I’ve tricked my grand-daughter into Bible Study and scripture memory before. Outright bribed her. It’s a pearl-clutching confession to some, I know. There are many who caution against the dangers of offering children an external reward to study their Bibles. And while I understand the concept and value of intrinsic reward and agree there can be some downsides to external motivation, I am one who is not opposed to its power. Sometimes it can really work.
It has for me before. As a young child, I memorized numerous Bible verses on my climb to a paid-for summer-camp experience that my family couldn’t otherwise afford. That short period of time away on my own in a faith-based setting helped me develop a greater confidence as I learned to live in a shared environment with my new friends.
In some ways, earning that reward for memorizing scripture ultimately offered me a sense of belonging I hadn’t really known before.
I know life doesn’t always roll out the same for each of us but in my particular experience, that external reward for reading my Bible later ignited a desire to study scriptures on my own.
But my determination to get my grand-daughter into God’s word consistently never really worked. Well, not the times there was any sort of nagging or begging or bribing involved. Because as she later revealed, reading the Bible was simultaneously “boring and big” (read: intimidating).
Bottom line: it simply wasn’t fun for her. And while I know it isn’t always about having fun, enjoying time spent in the Bible goes a long way in nurturing a child’s desire to do it again.
Over time, I learned to invite her into the action. Teasing her natural sense of curiosity, I led her into various adventures and mysteries of the Bible. These sort of stories always raised questions for her. And when she wanted the answers, she had to make her way back to the Word to find them.
Also as a visual learner, my granddaughter thinks in pictures. An avid doodler, she often scratches out various images in ways that help her remember what she reads and sees and eventually she learned to apply this to her Bible reading.
Her knack for retaining the material she reads through doodling is one reason we are so excited (as a member of the Bible Gateway Blogger Grid) to have recently been blessed with a free review copy for her of the NIrV Journal the Word Bible for Girls by kidz Bibles.
You guys, she loves this Bible!
Sprawled across her round table in our homeschool space, she gathered her journaling markers and colored pencils and went to work immediately when she received it. I had to call her away multiple times for another activity she had previously committed to.
Desiring an honest review, I asked her to tell me about the Bible. What did she like and not like. She couldn’t think of a thing she didn’t like. And if you knew my girl, you’d know that’s rare. As someone with Asperger’s, she’s pretty rigid in her thinking and strong in her opinions.
First, she loved how beautiful the outside of the Bible is. She felt inspired to open it. And when she did open it, she loved the double columns that offered so much room for her creativity and doodling. She also loved how she could empty out her thoughts in various notes on the pages as she read.

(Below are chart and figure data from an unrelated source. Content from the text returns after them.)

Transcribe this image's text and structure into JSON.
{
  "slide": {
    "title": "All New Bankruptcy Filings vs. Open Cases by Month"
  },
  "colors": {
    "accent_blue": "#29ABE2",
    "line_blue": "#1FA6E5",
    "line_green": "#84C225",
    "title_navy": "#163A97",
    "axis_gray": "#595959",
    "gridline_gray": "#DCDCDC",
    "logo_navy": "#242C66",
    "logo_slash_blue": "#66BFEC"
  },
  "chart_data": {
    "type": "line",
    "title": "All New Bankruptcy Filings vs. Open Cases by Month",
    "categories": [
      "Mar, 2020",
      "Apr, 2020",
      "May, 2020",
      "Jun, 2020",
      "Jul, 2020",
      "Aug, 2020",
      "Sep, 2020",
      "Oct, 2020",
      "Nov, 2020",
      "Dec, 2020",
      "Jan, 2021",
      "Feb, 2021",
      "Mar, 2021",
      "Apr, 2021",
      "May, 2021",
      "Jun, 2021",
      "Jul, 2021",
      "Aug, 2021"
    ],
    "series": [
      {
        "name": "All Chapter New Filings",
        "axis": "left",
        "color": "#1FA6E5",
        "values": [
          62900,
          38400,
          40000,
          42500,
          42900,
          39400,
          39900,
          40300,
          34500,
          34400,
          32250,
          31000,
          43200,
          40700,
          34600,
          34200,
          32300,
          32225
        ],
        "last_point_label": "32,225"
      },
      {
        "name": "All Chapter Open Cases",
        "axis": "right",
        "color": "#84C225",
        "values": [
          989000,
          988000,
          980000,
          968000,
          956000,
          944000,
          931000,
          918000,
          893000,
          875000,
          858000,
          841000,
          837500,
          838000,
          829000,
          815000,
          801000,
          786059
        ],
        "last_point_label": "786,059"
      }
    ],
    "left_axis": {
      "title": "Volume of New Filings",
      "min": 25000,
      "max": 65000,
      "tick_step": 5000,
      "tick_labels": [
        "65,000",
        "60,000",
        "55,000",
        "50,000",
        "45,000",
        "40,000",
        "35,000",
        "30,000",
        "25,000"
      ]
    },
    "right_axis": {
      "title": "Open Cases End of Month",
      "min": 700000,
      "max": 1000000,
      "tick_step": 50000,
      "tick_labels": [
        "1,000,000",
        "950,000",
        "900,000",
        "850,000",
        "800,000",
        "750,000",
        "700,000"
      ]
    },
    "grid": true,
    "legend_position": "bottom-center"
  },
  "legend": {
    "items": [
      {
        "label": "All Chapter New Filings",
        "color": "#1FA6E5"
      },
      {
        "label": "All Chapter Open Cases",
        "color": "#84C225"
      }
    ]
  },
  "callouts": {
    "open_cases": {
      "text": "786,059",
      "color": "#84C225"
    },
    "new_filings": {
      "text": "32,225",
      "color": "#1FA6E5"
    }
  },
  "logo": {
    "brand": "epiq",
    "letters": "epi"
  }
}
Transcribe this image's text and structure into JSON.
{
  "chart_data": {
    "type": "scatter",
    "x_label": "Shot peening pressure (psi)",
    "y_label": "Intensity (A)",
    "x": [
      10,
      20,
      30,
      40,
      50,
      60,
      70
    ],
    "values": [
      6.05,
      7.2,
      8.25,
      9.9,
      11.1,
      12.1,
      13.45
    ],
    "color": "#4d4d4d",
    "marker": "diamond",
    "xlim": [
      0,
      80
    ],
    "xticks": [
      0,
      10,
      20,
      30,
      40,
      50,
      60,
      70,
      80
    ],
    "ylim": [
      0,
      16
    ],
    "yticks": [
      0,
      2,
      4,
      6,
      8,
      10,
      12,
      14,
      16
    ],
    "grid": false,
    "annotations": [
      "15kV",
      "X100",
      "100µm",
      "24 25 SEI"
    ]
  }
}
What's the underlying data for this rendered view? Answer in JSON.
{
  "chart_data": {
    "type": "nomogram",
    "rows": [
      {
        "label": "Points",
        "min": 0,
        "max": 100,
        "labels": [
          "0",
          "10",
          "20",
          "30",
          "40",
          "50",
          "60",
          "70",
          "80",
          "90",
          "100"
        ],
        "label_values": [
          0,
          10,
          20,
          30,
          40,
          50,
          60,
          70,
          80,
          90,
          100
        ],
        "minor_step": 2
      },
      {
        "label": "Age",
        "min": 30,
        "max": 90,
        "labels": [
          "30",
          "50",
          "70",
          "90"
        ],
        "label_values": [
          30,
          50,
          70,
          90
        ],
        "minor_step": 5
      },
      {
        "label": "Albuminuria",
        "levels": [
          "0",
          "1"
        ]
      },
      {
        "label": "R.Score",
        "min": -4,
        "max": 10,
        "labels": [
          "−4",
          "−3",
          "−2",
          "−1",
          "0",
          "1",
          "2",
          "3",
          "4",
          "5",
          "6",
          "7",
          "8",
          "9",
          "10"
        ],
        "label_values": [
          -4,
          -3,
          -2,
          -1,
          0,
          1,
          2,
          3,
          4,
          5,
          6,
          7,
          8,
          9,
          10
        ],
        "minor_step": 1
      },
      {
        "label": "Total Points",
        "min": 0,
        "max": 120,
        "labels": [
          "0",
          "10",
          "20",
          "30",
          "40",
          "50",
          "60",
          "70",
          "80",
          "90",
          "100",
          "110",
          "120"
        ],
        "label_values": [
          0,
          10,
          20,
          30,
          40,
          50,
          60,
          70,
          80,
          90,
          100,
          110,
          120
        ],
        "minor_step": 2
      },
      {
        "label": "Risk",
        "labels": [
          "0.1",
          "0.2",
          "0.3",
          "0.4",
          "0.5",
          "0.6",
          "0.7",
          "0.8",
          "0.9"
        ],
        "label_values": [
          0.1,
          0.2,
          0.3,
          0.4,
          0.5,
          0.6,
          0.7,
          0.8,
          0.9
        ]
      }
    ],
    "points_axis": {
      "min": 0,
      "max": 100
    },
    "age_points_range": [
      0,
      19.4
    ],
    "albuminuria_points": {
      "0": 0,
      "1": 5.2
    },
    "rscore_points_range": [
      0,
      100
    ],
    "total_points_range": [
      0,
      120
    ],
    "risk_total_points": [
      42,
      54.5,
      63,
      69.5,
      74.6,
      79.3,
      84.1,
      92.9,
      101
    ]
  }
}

Another favorite was the thickness of the paper. We have some other Bibles (which we also like) but this one is a favorite for the way her drawings don’t leak through to the other side. Overall she felt this Bible gave her a creative learning space that she wasn’t getting in any of her others and that “encouraged and inspired” her and made her want to read it.
And that sort of positive reaction is so much better than bribery. At least this Nana thinks so!